1. Supporting different discovery behaviors
Initial approach
Templates were organized only around workflow outcomes and use cases.
User feedback
“I think about my tools first, then what I want to do with them.”
Design response
Added connector-based filtering alongside use case categories, allowing users to discover templates through either a tool-first or task-first mental model.
2. Building trust before adoption
Initial approach
Template cards provided only minimal information before activation.
User feedback
“I need to understand what this actually does before I commit to trying it.”
Design response
Expanded preview cards with workflow visualizations, required integrations, and clearer explanations of business value so users could evaluate templates before adopting them.
THE FINAL RESULT
Replacing the blank canvas with guided starting points
Instead of starting from an empty canvas, users could browse real workflow examples, understand what each automation did and adopt templates directly from the gallery.

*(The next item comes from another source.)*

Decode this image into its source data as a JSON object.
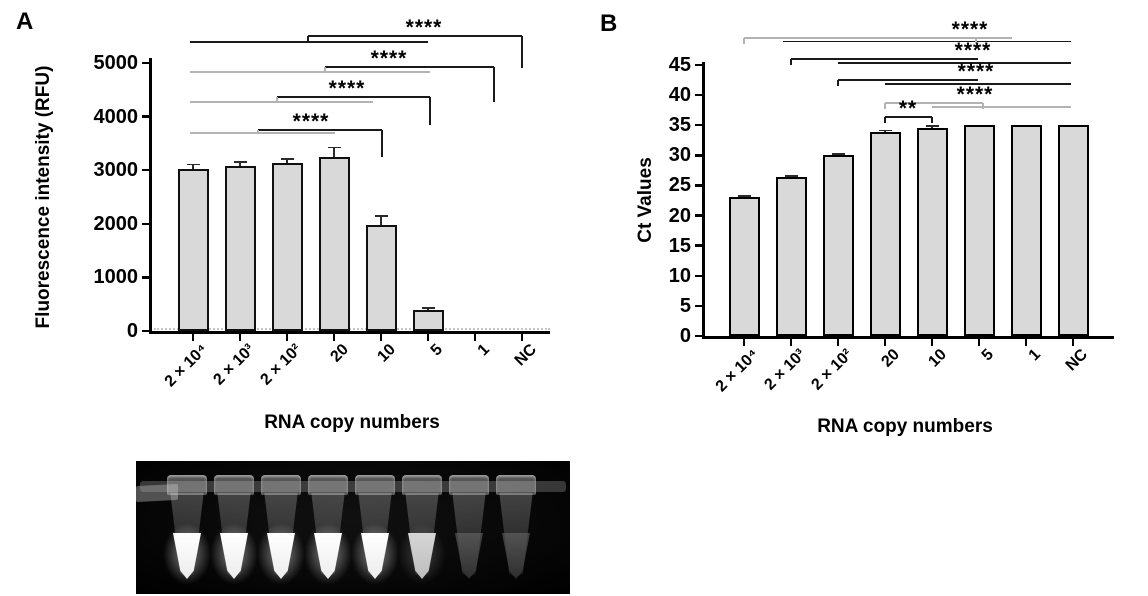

The experience reduced onboarding friction by giving users immediate clarity, practical inspiration and a faster path to successful automation creation.
LEARNINGS
Insights that shaped how I think about product adoption
This project changed how I think about onboarding and user confidence.
I learned that successful adoption rarely comes from explaining features better. It comes from helping users immediately understand how a product fits into their own workflow.
Several principles from this project still influence how I approach product design today.
Inspiration creates confidence faster than instruction
Users didn’t struggle because automation was too advanced. They struggled because they couldn’t imagine where to start.
Concrete examples and visible outcomes created momentum much faster than tutorials or documentation.
Empty states shape product perception
The blank canvas unintentionally communicated complexity and uncertainty.
Replacing it with guided starting points changed how approachable the platform felt before users even created their first automation.
Mental models matter more than navigation structures
Some users thought in terms of workflows. Others thought in terms of connectors and tools.
Supporting both discovery paths made the experience feel significantly more intuitive across different user types.
Reducing uncertainty increases adoption
Users wanted to understand what a template would actually do before committing to it.
Visual workflow previews and transparent template details reduced hesitation and increased confidence.
Metrics create better product decisions
Defining clear activation and onboarding metrics early helped the team evaluate design decisions against measurable outcomes rather than assumptions.